Этим публикациям я и был обязан тем, что политуправление ВМФ представило меня на Третье Всесоюзное совещание молодых писателей. 7 января 1956 года я выехал в Москву.
Совещание началось 9 января в здании ЦК ВЛКСМ в проезде Серова. От общежития я отказался: остановился, как обычно, у Цукасовых в переулке Садовских. Пестрое сборище участников совещания выслушало вступительную речь Алексея Суркова, доклад В. Ажаева о «молодых силах советской литературы», а на следующий день — доклады А. Макарова о творчестве молодых поэтов и В. Розова — о драматургии. Последовали прения. Доклады и речи не запомнились, а вот общение было интересным.
12 января началась работа семинаров. Я попал в семинар Леонида Соболева. Тут был еще один флотский офицер — мой старый знакомый по Кронштадту Игорь Чернышев. У него недавно вышла книга — документальная повесть «На морском охотнике». Мы с Игорем обнялись по-братски. Участниками семинара были также Вадим Комиссаров, Леонид Пасенюк, Сергей Зарубин и молодой эстонский литератор Вяйне Илус.

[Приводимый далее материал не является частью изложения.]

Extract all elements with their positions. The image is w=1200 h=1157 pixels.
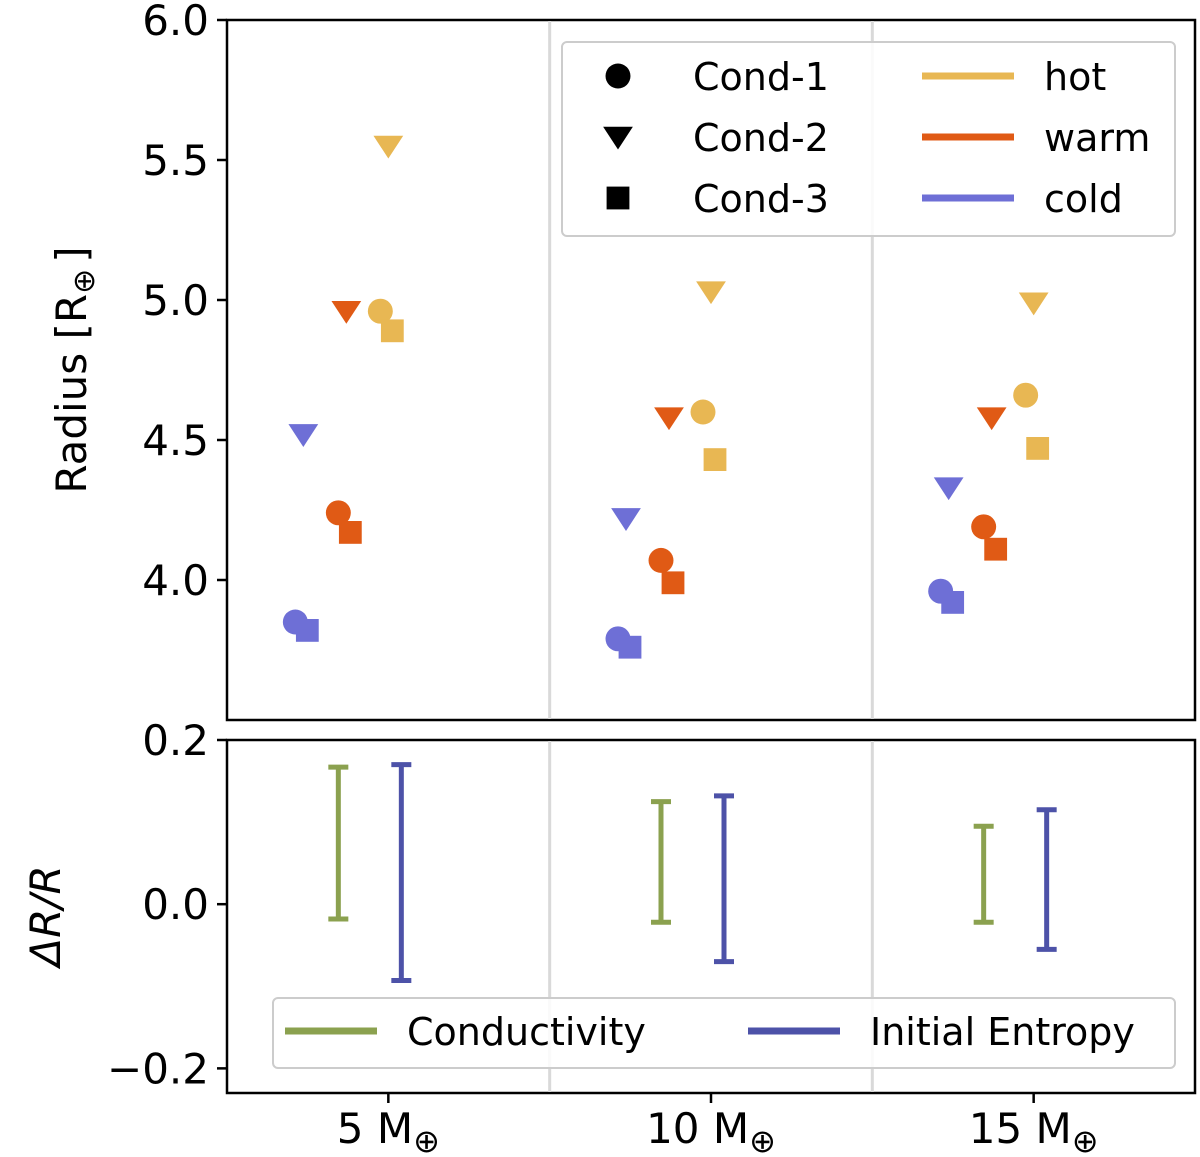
x-category-labels: 5 M⊕ 10 M⊕ 15 M⊕	[337, 1093, 1099, 1157]
point-hot-cond-3	[1026, 437, 1050, 460]
point-cold-cond-3	[941, 591, 965, 614]
top-y-tick-label: 4.0	[142, 556, 209, 605]
point-cold-cond-3	[618, 635, 642, 659]
point-warm-cond-1	[325, 500, 351, 526]
legend-color-label: hot	[1044, 55, 1106, 99]
top-y-tick-label: 6.0	[142, 0, 209, 45]
top-panel-frame	[225, 18, 1197, 722]
top-y-label-sub: ⊕	[67, 269, 102, 294]
point-hot-cond-2	[1018, 292, 1049, 316]
point-warm-cond-2	[331, 300, 362, 324]
bottom-legend: Conductivity Initial Entropy	[272, 997, 1176, 1069]
top-scatter-points	[282, 135, 1050, 659]
legend-marker-triangle-down	[603, 126, 633, 150]
point-warm-cond-3	[984, 537, 1008, 561]
point-hot-cond-3	[380, 319, 404, 343]
legend-marker-entries: Cond-1 Cond-2 Cond-3	[603, 55, 829, 221]
legend-marker-circle	[605, 63, 631, 89]
bottom-legend-entries: Conductivity Initial Entropy	[285, 1010, 1135, 1054]
bottom-legend-label: Conductivity	[407, 1010, 646, 1054]
legend-color-label: warm	[1044, 116, 1150, 160]
point-hot-cond-1	[1013, 382, 1039, 408]
legend-color-label: cold	[1044, 177, 1123, 221]
top-y-tick-label: 5.5	[142, 136, 209, 185]
bottom-y-tick-label: −0.2	[107, 1044, 209, 1093]
bottom-legend-box	[272, 997, 1176, 1069]
legend-color-entries: hot warm cold	[922, 55, 1150, 221]
point-warm-cond-3	[661, 571, 685, 595]
point-cold-cond-2	[933, 477, 964, 501]
point-hot-cond-3	[703, 448, 727, 471]
point-warm-cond-2	[976, 407, 1007, 431]
legend-marker-label: Cond-1	[693, 55, 829, 99]
point-hot-cond-2	[696, 281, 726, 305]
bottom-y-ticks: −0.2 0.0 0.2	[107, 716, 227, 1093]
point-cold-cond-3	[295, 619, 319, 642]
point-warm-cond-2	[654, 407, 684, 431]
bottom-y-tick-label: 0.2	[142, 716, 209, 765]
point-hot-cond-1	[367, 298, 393, 324]
top-y-label-main: Radius [R	[47, 294, 96, 494]
top-y-axis-label: Radius [R⊕]	[47, 246, 102, 493]
point-hot-cond-2	[373, 135, 404, 159]
point-hot-cond-1	[690, 399, 716, 425]
x-category-label: 5 M⊕	[337, 1104, 440, 1157]
legend-marker-label: Cond-2	[693, 116, 829, 160]
legend-marker-square	[606, 186, 630, 210]
x-category-label: 10 M⊕	[646, 1104, 776, 1157]
top-y-tick-label: 5.0	[142, 276, 209, 325]
bottom-legend-label: Initial Entropy	[870, 1010, 1135, 1054]
point-cold-cond-2	[611, 508, 641, 531]
top-y-tick-label: 4.5	[142, 416, 209, 465]
point-cold-cond-2	[288, 424, 319, 447]
point-warm-cond-1	[648, 547, 674, 573]
legend-marker-label: Cond-3	[693, 177, 829, 221]
point-warm-cond-3	[338, 521, 362, 544]
top-y-label-close: ]	[47, 246, 96, 262]
bottom-y-axis-label: ΔR/R	[21, 865, 70, 969]
bottom-y-tick-label: 0.0	[142, 880, 209, 929]
point-warm-cond-1	[971, 514, 997, 540]
bottom-error-bars	[328, 762, 1057, 984]
x-category-label: 15 M⊕	[969, 1104, 1099, 1157]
top-y-ticks: 4.0 4.5 5.0 5.5 6.0	[142, 0, 227, 605]
top-legend-box	[561, 41, 1176, 237]
top-legend: Cond-1 Cond-2 Cond-3 hot warm cold	[561, 41, 1176, 237]
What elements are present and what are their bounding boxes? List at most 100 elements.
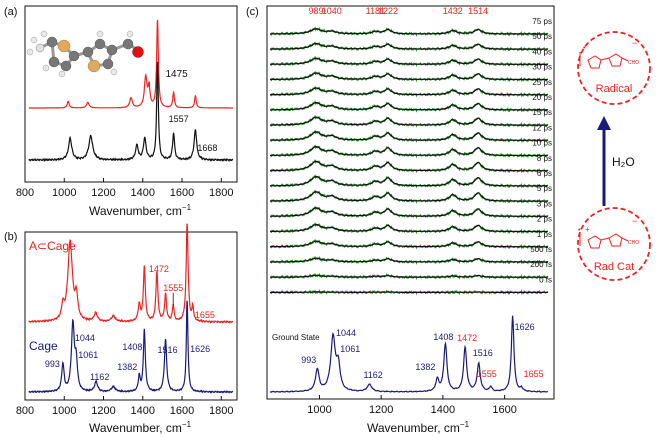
panel-a-x-tick-label: 1200 [91,187,115,199]
panel-b-x-tick-label: 800 [16,405,34,417]
panel-c-x-tick-label: 1200 [369,404,393,416]
peak-label-1472-red: 1472 [149,264,169,274]
ground-label-1408: 1408 [433,332,453,342]
radical-dot: • [583,45,586,52]
panel-b-x-tick-label: 1400 [131,405,155,417]
panel-b-series-a-cage [28,223,234,324]
panel-a-frame [24,5,238,183]
delay-label-9: 8 ps [537,154,552,163]
panel-a-xlabel: Wavenumber, cm−1 [89,203,192,218]
transient-fit-6 [270,116,548,126]
radical-cho-label: CHO [628,60,639,66]
top-peak-label-1181: 1181 [366,6,385,16]
panel-c-x-tick-label: 1600 [492,404,516,416]
panel-a-series-group [28,19,234,163]
radcat-molecule-icon [579,232,629,249]
top-peak-label-989: 989 [309,6,324,16]
ground-label-993: 993 [301,355,316,365]
transient-fit-10 [269,175,548,187]
peak-label-1044-navy: 1044 [75,333,95,343]
delay-label-14: 1 ps [537,230,552,239]
peak-label-1516-navy: 1516 [158,345,178,355]
panel-c-label: (c) [246,6,259,18]
panel-b-x-tick-label: 1000 [52,405,76,417]
delay-label-11: 5 ps [537,184,552,193]
transient-fit-2 [270,57,548,65]
ground-label-1382: 1382 [415,362,435,372]
delay-label-15: 500 fs [530,245,552,254]
top-peak-label-1222: 1222 [378,6,398,16]
peak-label-1655-red: 1655 [195,310,215,320]
legend-a-cage: A⊂Cage [29,239,76,253]
delay-label-1: 50 ps [532,32,552,41]
peak-label-1555-red: 1555 [163,283,183,293]
delay-label-12: 3 ps [537,199,552,208]
panel-b-frame [24,231,238,401]
panel-c-x-tick-label: 1400 [431,404,455,416]
ground-label-1516: 1516 [473,348,493,358]
delay-label-10: 6 ps [537,169,552,178]
transient-fit-11 [269,191,548,202]
panel-b-peak-labels: 1044 1061 993 1162 1382 1408 1516 1626 1472 1555 1… [45,264,215,382]
delay-label-5: 20 ps [532,93,552,102]
panel-a-x-tick-label: 800 [16,187,34,199]
transient-fit-13 [270,223,548,233]
peak-label-1408-navy: 1408 [122,342,142,352]
radical-minus-charge: − [632,38,637,48]
panel-b-x-tick-label: 1600 [170,405,194,417]
panel-c-ground-state [270,315,549,393]
molecule-model-image [26,30,144,78]
panel-b-x-tick-label: 1200 [91,405,115,417]
panel-a-x-tick-label: 1400 [131,187,155,199]
ground-label-1044: 1044 [336,328,356,338]
radcat-cho-label: CHO [628,240,639,246]
panel-c-xlabel: Wavenumber, cm−1 [367,420,470,435]
delay-label-7: 12 ps [532,123,552,132]
radical-circle [577,31,651,105]
delay-label-8: 10 ps [532,139,552,148]
ground-label-1061: 1061 [340,344,360,354]
top-peak-label-1432: 1432 [443,6,463,16]
peak-label-1475: 1475 [166,69,189,80]
panel-b-x-ticks: 800 1000 1200 1400 1600 1800 [16,396,234,417]
reaction-arrow-head [597,116,611,130]
peak-label-1668: 1668 [197,143,217,153]
panel-a-x-ticks: 800 1000 1200 1400 1600 1800 [16,178,234,199]
reaction-arrow-label: H₂O [612,155,635,169]
panel-b-series-cage [28,300,234,394]
panel-b-label: (b) [4,231,17,243]
panel-b-x-tick-label: 1800 [209,405,233,417]
delay-label-4: 25 ps [532,78,552,87]
ground-state-label: Ground State [272,333,320,342]
panel-c-transient-series [269,26,549,296]
panel-a: (a) [4,5,238,218]
transient-fit-3 [270,72,548,81]
delay-label-0: 75 ps [532,17,552,26]
reaction-scheme: CHO − • Radical H₂O CHO + − • Rad Cat [577,31,651,281]
ground-label-1472: 1472 [457,333,477,343]
panel-a-x-tick-label: 1800 [209,187,233,199]
delay-label-2: 40 ps [532,47,552,56]
panel-b-series-group [28,223,234,394]
transient-fit-5 [270,102,548,111]
delay-label-6: 15 ps [532,108,552,117]
panel-c-x-ticks: 1000 1200 1400 1600 [307,395,517,416]
delay-label-13: 2 ps [537,215,552,224]
radcat-plus-charge: + [585,225,590,234]
transient-fit-12 [270,207,548,217]
panel-a-peak-labels: 1475 1557 1668 [166,69,218,153]
transient-fit-17 [270,291,548,293]
transient-fit-8 [270,146,548,157]
peak-label-1626-navy: 1626 [190,344,210,354]
panel-c-x-tick-label: 1000 [307,404,331,416]
radcat-dot: • [578,227,581,234]
panel-a-x-tick-label: 1000 [52,187,76,199]
transient-fit-4 [270,87,548,96]
top-peak-label-1514: 1514 [468,6,488,16]
top-peak-label-1040: 1040 [322,6,342,16]
ground-state-series [270,315,549,393]
peak-label-1061-navy: 1061 [78,350,98,360]
delay-label-17: 0 fs [539,275,552,284]
peak-label-1382-navy: 1382 [117,362,137,372]
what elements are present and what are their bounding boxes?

С почтением мы взирали на руководителя семинара. Ну как же — автор «Капитального ремонта»! У Соболева были еще книги морских рассказов и недавно вышедший роман «Зеленый луч», но «Капитальный ремонт», думаю, оставался непревзойденным.
Что-то было в Леониде Соболеве от бывшего гардемарина Морского корпуса Юрия Ливитина, и почему-то вспомнилось, что на линкоре «Генералиссимус граф Суворов-Рымникский» в кают-компании тарелки для господ офицеров непременно подогревались… а для новенького быстроходного миноносца «Новик» в Гельсингфорсе нет мазута, в то время как в Либаве мазутом можно захлебнуться… О Господи, думал ли я в школьные годы, залпом поглощая «Капитальный ремонт», что вдосталь, до хруста суставов покачают меня корабельные палубы на неспокойной балтийской воде, что в Хельсинки (Гельсингфорсе!) пройдусь по Эспланаде, что в Либаве, в тесной каюте плавбазы «Смольный», будут мне петь побудку утренние горны…
Вот только тарелки в кают-компании не принято теперь подогревать. Оно даже и лучше: из холодных вкуснее…
Ну, это так, между прочим.
Насколько помню, у всех у нас в соболевском семинаре вышли первые книжки — они и обсуждались. Сразу Соболев взял — при несомненной доброжелательности — тон строгой критики. Я бы сказал, без снисхождения к нашей литературной неопытности.
Моему другу Чернышеву досталось за чрезмерную документальную суховатость стиля. А Пасенюку — за избыточное роскошество эпитетов при описании черноморских красот. Зарубину было сказано: «Штампы лезут как клопы. Они неистребимы…» Досталось и мне — за погрешности стиля. «Лодка прорвала подводный вал» — так, конечно, нельзя («вал — вал»).
А Вяйне Илус представил толстую рукопись, подстрочный перевод с эстонского, — никто не успел ее прочесть. По-моему, и сам Леонид Сергеевич не прочел. Приглашенный по этому случаю эстонский писатель Ганс Леберехт сделал разбор илусовского романа. Он говорил очень долго и нудно. Соболев написал записку Георгию Гайдовскому, который помогал ему вести семинар. Гайдовский встал и подошел к окну, оборотясь спиной к заседанию. Он беззвучно хохотал. Потом уже, в перерыве, он показал нам записку: «У Пасенюка началась предсмертная икота».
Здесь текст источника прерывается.